Building a safer Western Cape requires help at all levels, which includes having a trusted police service, judiciary and prison service, says Community Safety MEC Alan Winde.
He was speaking at a two-day conference on fighting crime, held by the provincial government and the Department of Community Safety, in Observatory, last week.
Premier Helen Zille and Police Minister Bheki Cele were among those who spoke at the conference about how to make the Western Cape safer.
Ms Zille said the conference had brought together all three spheres of government to tackle the critical issue.
“The two topics for people in the Western Cape are jobs and safety,” she said. “Of all the new jobs created in South Africa for the last 10 years, 60% have been in this province. If we can combine this with a safer province, we can create thousands and thousands of new jobs for currently unemployed people, because investors stay away from unsafe places.”
Mr Cele said the police service couldn’t function without strong community partnerships.
“The ultimate priority of the police is to make sure that South Africans are safe, though the South African police need to work with the proper understanding of the environment where people reside,” he said.
He said people living in areas without adequate housing, lights, roads and other basic services were more likely to turn to crime.
“Policing should be part of the overall progressing and development of the human being,” he said.
But Ms Zille said crime was not limited to areas without infrastructure.
Mitchell’s Plain, Elsies River, Gugulethu and Langa had high crime even though they got basic services from the City, she argued.
The province’s population had grown by 30% in five years, she said, and no city could prepare for urbanisation on that scale. It would be an insult to poor people if the perception existed that informality led to criminality.
Mr Winde thanked Mr Cele for bringing back the police gang unit earlier this month, saying it had already started making arrests.
He praised the role played by more than 17 500 neighbourhood watch members and 1500 community police forum (CPF) members in fighting crime in the province.
“The safety affects the branding of the region when it comes to marketing this region as a place to do business,” said Mr Winde.

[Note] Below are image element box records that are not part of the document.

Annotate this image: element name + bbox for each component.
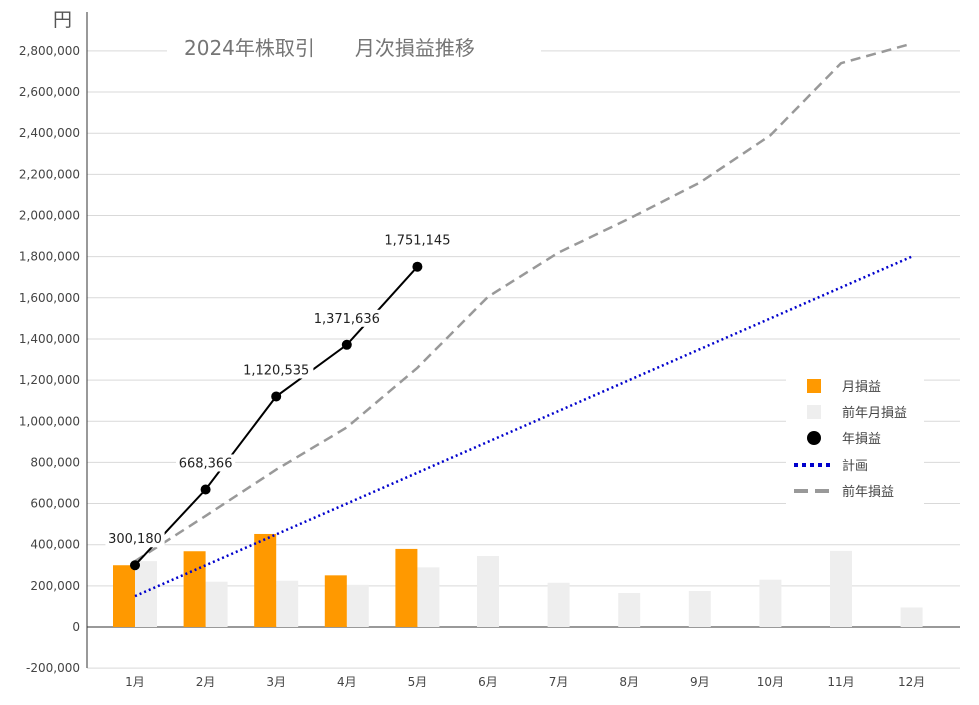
x-tick-label: 12月: [898, 675, 925, 689]
y-tick-label: 2,400,000: [19, 126, 80, 140]
lines: [130, 42, 913, 598]
y-tick-label: 400,000: [30, 538, 80, 552]
y-tick-label: 1,000,000: [19, 414, 80, 428]
data-label-background: [105, 530, 165, 548]
y-tick-label: -200,000: [26, 661, 80, 675]
legend-label-prev-year-monthly-pnl: 前年月損益: [842, 405, 907, 421]
bar-prev-year-monthly-pnl: [688, 590, 711, 627]
y-tick-label: 2,000,000: [19, 209, 80, 223]
bar-prev-year-monthly-pnl: [830, 550, 852, 627]
y-tick-label: 600,000: [30, 497, 80, 511]
bar-monthly-pnl: [113, 565, 135, 627]
data-label-annual-pnl: 300,180: [108, 532, 162, 547]
y-axis-ticks: -200,000 0 200,000 400,000 600,000 800,000 1,0…: [19, 44, 80, 675]
x-tick-label: 6月: [478, 675, 498, 689]
bar-monthly-pnl: [395, 548, 418, 627]
point-annual-pnl: [130, 560, 140, 571]
point-annual-pnl: [341, 339, 352, 350]
y-tick-label: 800,000: [30, 455, 80, 469]
bar-monthly-pnl: [324, 575, 347, 627]
legend-swatch-annual-pnl: [807, 431, 821, 445]
bar-prev-year-monthly-pnl: [900, 607, 923, 627]
legend-label-prev-year-pnl: 前年損益: [842, 484, 894, 500]
data-label-annual-pnl: 1,751,145: [384, 234, 450, 249]
y-tick-label: 2,200,000: [19, 167, 80, 181]
legend-label-monthly-pnl: 月損益: [842, 380, 881, 395]
bar-monthly-pnl: [254, 533, 277, 627]
x-tick-label: 5月: [408, 675, 428, 689]
y-tick-label: 2,600,000: [19, 85, 80, 99]
bar-prev-year-monthly-pnl: [547, 582, 570, 627]
bar-prev-year-monthly-pnl: [759, 579, 782, 627]
legend: 月損益 前年月損益 年損益 計画 前年損益: [786, 372, 924, 504]
legend-label-annual-pnl: 年損益: [842, 432, 881, 447]
x-axis-ticks: 1月 2月 3月 4月 5月 6月 7月 8月 9月 10月 11月 12月: [125, 675, 925, 689]
point-annual-pnl: [271, 391, 282, 402]
point-annual-pnl: [412, 261, 423, 272]
chart-title: 2024年株取引 月次損益推移: [184, 36, 475, 60]
line-plan: [134, 255, 913, 598]
bar-prev-year-monthly-pnl: [618, 593, 641, 627]
bar-prev-year-monthly-pnl: [346, 584, 369, 627]
data-label-annual-pnl: 1,371,636: [314, 312, 380, 327]
y-tick-label: 1,800,000: [19, 250, 80, 264]
x-tick-label: 4月: [337, 675, 357, 689]
x-tick-label: 9月: [690, 675, 710, 689]
x-tick-label: 7月: [549, 675, 569, 689]
y-tick-label: 0: [72, 620, 80, 634]
bars: [113, 533, 923, 627]
legend-label-plan: 計画: [842, 458, 868, 474]
data-label-background: [239, 361, 314, 379]
bar-monthly-pnl: [183, 551, 206, 627]
data-label-background: [176, 454, 236, 472]
x-tick-label: 1月: [125, 675, 145, 689]
y-tick-label: 1,400,000: [19, 332, 80, 346]
y-tick-label: 2,800,000: [19, 44, 80, 58]
y-axis-unit-label: 円: [53, 9, 72, 31]
bar-prev-year-monthly-pnl: [205, 581, 228, 627]
line-prev-year-pnl: [134, 42, 912, 563]
data-label-background: [309, 309, 384, 327]
legend-swatch-prev-year-monthly-pnl: [807, 405, 821, 419]
y-tick-label: 200,000: [30, 579, 80, 593]
data-label-annual-pnl: 668,366: [179, 456, 233, 471]
point-annual-pnl: [200, 484, 211, 495]
x-tick-label: 10月: [757, 675, 784, 689]
bar-prev-year-monthly-pnl: [135, 561, 157, 627]
bar-prev-year-monthly-pnl: [417, 567, 440, 627]
x-tick-label: 11月: [827, 675, 854, 689]
bar-prev-year-monthly-pnl: [276, 580, 299, 627]
gridlines: [87, 50, 960, 669]
data-labels: 300,180 668,366 1,120,535 1,371,636 1,751,14…: [105, 231, 455, 548]
title-background: [167, 28, 541, 64]
data-label-annual-pnl: 1,120,535: [243, 363, 309, 378]
legend-swatch-monthly-pnl: [807, 379, 821, 393]
x-tick-label: 3月: [266, 675, 286, 689]
bar-prev-year-monthly-pnl: [477, 556, 499, 627]
x-tick-label: 2月: [196, 675, 216, 689]
x-tick-label: 8月: [619, 675, 639, 689]
y-tick-label: 1,200,000: [19, 373, 80, 387]
data-label-background: [380, 231, 455, 249]
y-tick-label: 1,600,000: [19, 291, 80, 305]
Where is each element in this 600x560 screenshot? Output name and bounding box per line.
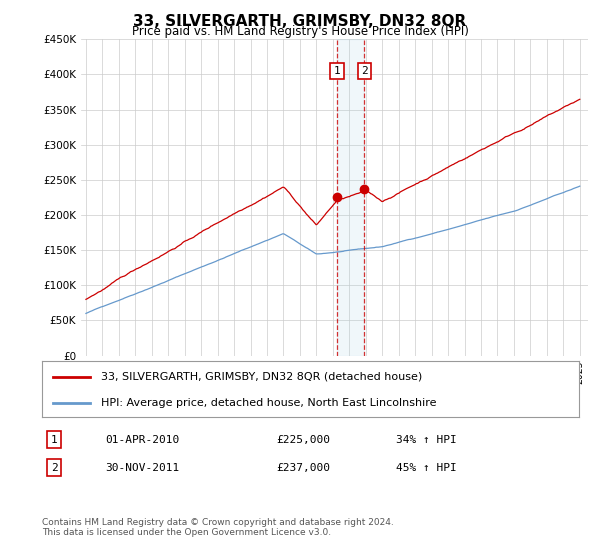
Text: 2: 2 [50, 463, 58, 473]
Text: 33, SILVERGARTH, GRIMSBY, DN32 8QR: 33, SILVERGARTH, GRIMSBY, DN32 8QR [133, 14, 467, 29]
Text: 34% ↑ HPI: 34% ↑ HPI [396, 435, 457, 445]
Text: 1: 1 [50, 435, 58, 445]
Text: 01-APR-2010: 01-APR-2010 [105, 435, 179, 445]
Bar [337, 39, 364, 356]
Text: 33, SILVERGARTH, GRIMSBY, DN32 8QR (detached house): 33, SILVERGARTH, GRIMSBY, DN32 8QR (deta… [101, 372, 422, 382]
Text: Price paid vs. HM Land Registry's House Price Index (HPI): Price paid vs. HM Land Registry's House … [131, 25, 469, 38]
Text: Contains HM Land Registry data © Crown copyright and database right 2024.
This d: Contains HM Land Registry data © Crown c… [42, 518, 394, 538]
Text: 45% ↑ HPI: 45% ↑ HPI [396, 463, 457, 473]
Text: 1: 1 [334, 66, 340, 76]
Text: £225,000: £225,000 [276, 435, 330, 445]
Text: HPI: Average price, detached house, North East Lincolnshire: HPI: Average price, detached house, Nort… [101, 398, 437, 408]
Text: £237,000: £237,000 [276, 463, 330, 473]
Text: 2: 2 [361, 66, 368, 76]
Text: 30-NOV-2011: 30-NOV-2011 [105, 463, 179, 473]
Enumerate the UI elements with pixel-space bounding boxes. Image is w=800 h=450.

Professor Rajen Govender, an associate professor of sociology at UCT, said caring for young people was the first step to building a safer, less violent society.

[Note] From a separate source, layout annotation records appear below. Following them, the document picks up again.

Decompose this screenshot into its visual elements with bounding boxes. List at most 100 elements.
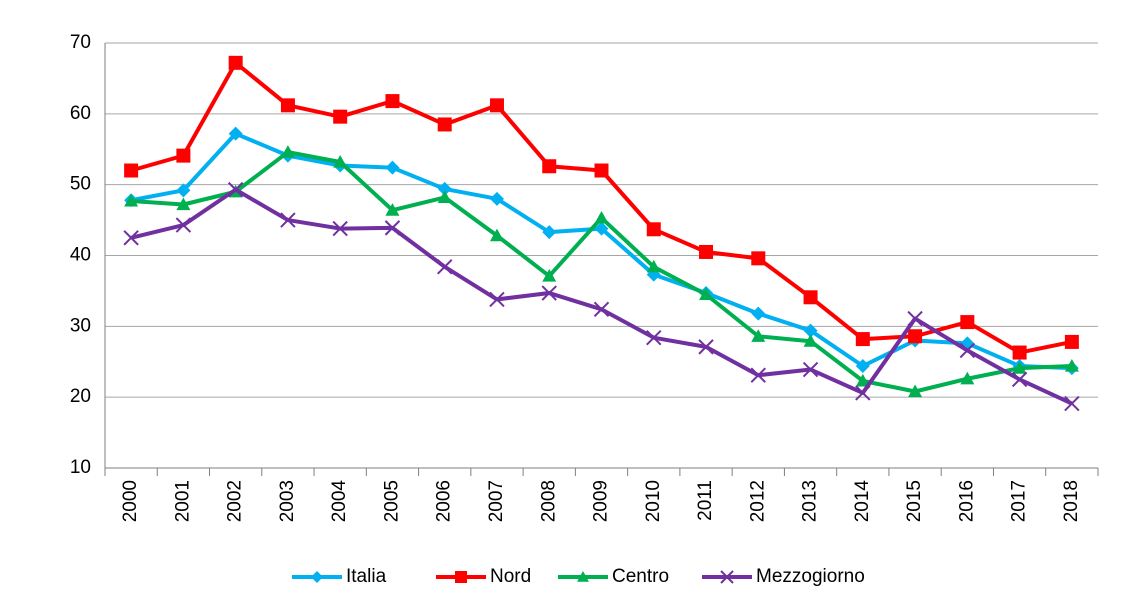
marker	[646, 259, 661, 273]
x-tick-label: 2007	[486, 480, 507, 522]
marker	[124, 163, 139, 178]
y-tick-label: 50	[70, 174, 91, 195]
marker	[751, 251, 766, 266]
x-tick-label: 2002	[225, 480, 246, 522]
x-tick-label: 2015	[904, 480, 925, 522]
marker	[123, 230, 139, 246]
marker	[855, 373, 870, 387]
series	[124, 145, 1079, 398]
y-tick-label: 70	[70, 32, 91, 53]
series	[124, 55, 1079, 360]
marker	[228, 126, 243, 141]
x-tick-label: 2014	[852, 480, 873, 523]
marker	[489, 98, 504, 113]
marker	[699, 244, 714, 259]
legend-label: Italia	[346, 566, 387, 587]
marker	[280, 98, 295, 113]
marker	[646, 329, 662, 346]
marker	[541, 285, 557, 301]
marker	[1064, 334, 1079, 349]
y-tick-label: 30	[70, 315, 91, 336]
marker	[437, 259, 453, 275]
marker	[699, 287, 714, 301]
marker	[1064, 395, 1080, 412]
x-tick-label: 2001	[172, 480, 193, 522]
marker	[333, 109, 348, 124]
marker	[907, 310, 923, 327]
y-tick-label: 40	[70, 245, 91, 266]
marker	[227, 181, 244, 198]
marker	[646, 222, 661, 237]
x-tick-label: 2003	[277, 480, 298, 522]
marker	[855, 332, 870, 347]
marker	[908, 329, 923, 344]
legend-marker	[720, 570, 734, 584]
marker	[751, 329, 766, 342]
marker	[803, 290, 818, 305]
legend-item: Nord	[436, 566, 531, 587]
marker	[489, 191, 504, 206]
marker	[908, 384, 923, 398]
x-tick-label: 2011	[695, 480, 716, 521]
y-tick-label: 20	[70, 386, 91, 407]
marker	[437, 190, 452, 204]
x-tick-label: 2000	[120, 480, 141, 522]
marker	[176, 183, 191, 198]
x-tick-label: 2006	[434, 480, 455, 522]
legend-item: Mezzogiorno	[702, 566, 865, 587]
marker	[228, 55, 243, 70]
x-tick-label: 2008	[538, 480, 559, 522]
marker	[280, 145, 295, 158]
marker	[1012, 345, 1027, 360]
marker	[960, 371, 975, 385]
marker	[959, 342, 976, 359]
marker	[385, 160, 400, 175]
marker	[751, 306, 766, 321]
marker	[1011, 371, 1028, 388]
marker	[855, 359, 870, 373]
x-tick-label: 2016	[956, 480, 977, 522]
marker	[803, 323, 818, 338]
marker	[175, 217, 192, 233]
marker	[280, 212, 296, 228]
x-tick-label: 2009	[591, 480, 612, 522]
marker	[332, 220, 348, 237]
marker	[542, 225, 557, 240]
marker	[124, 193, 139, 207]
y-tick-label: 10	[70, 457, 91, 478]
marker	[333, 155, 348, 168]
legend-label: Nord	[490, 566, 531, 587]
legend-marker	[311, 571, 323, 583]
line	[130, 150, 1072, 394]
series	[123, 181, 1080, 412]
legend-label: Centro	[612, 566, 669, 587]
x-tick-label: 2017	[1009, 480, 1030, 522]
legend-item: Centro	[558, 566, 669, 587]
legend-marker	[455, 571, 467, 583]
marker	[489, 228, 504, 242]
x-tick-label: 2013	[800, 480, 821, 522]
marker	[176, 197, 191, 211]
marker	[855, 385, 871, 401]
marker	[593, 301, 610, 318]
marker	[750, 367, 766, 383]
marker	[698, 339, 714, 355]
marker	[542, 269, 557, 282]
marker	[384, 220, 401, 236]
x-tick-label: 2005	[381, 480, 402, 522]
marker	[385, 203, 400, 216]
marker	[385, 94, 400, 109]
x-tick-label: 2018	[1061, 480, 1082, 522]
x-tick-label: 2010	[643, 480, 664, 522]
marker	[594, 210, 609, 224]
legend-marker	[577, 571, 589, 582]
marker	[176, 148, 191, 163]
legend-label: Mezzogiorno	[756, 566, 865, 587]
marker	[803, 334, 818, 347]
marker	[489, 291, 505, 308]
marker	[1064, 359, 1079, 372]
y-tick-label: 60	[70, 103, 91, 124]
marker	[802, 361, 819, 378]
x-tick-label: 2004	[329, 480, 350, 523]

He said his research had found that children who were victims of emotional and physical violence were more likely to commit acts of violence.

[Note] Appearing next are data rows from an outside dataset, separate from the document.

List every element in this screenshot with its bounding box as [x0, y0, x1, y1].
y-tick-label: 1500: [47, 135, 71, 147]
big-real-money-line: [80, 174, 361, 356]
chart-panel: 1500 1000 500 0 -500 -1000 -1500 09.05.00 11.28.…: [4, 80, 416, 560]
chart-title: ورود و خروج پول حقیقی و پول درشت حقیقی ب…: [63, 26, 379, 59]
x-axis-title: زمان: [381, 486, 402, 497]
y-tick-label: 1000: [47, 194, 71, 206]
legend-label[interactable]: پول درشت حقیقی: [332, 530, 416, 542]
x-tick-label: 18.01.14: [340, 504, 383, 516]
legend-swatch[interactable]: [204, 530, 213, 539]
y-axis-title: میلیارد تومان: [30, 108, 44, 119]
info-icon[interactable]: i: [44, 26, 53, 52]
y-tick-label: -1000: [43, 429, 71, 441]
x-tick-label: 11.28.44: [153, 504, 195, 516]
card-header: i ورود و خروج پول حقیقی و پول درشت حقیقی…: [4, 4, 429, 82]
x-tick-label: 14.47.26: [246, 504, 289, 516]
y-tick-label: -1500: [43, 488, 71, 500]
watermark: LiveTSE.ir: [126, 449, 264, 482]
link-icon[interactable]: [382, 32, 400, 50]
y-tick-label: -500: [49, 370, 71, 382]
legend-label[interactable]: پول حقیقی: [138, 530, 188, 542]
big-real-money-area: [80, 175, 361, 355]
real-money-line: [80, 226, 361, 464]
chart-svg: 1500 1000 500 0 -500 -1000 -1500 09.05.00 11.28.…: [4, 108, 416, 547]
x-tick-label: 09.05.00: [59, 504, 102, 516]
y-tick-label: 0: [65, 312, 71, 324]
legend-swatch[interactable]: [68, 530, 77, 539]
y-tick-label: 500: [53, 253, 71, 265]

Professor Doctor Wilhelm Schmidbauer, head of Bavarian State police in Germany, spoke about how each German state had its own police force with its own laws, training and administrative structure, and citizens were encouraged to volunteer and were given intensive training supervised by the local police.
Matodzi Amisi, from the Centre for Learning on Evaluation and Results at Wits University, said the public service did not allow space to innovate. There needed to be a commitment to do things better as well as smoother relationships between policy makers and external researchers.
Roegshanda Pascoe, chairperson of the Manenberg Safety Forum, said the conference needed to hear the voices of the people on the ground.”Why are they afraid to listen to us, but we must listen to them and still clap our hands to make them feel good and we still have unanswered questions and are unhappy,” she said.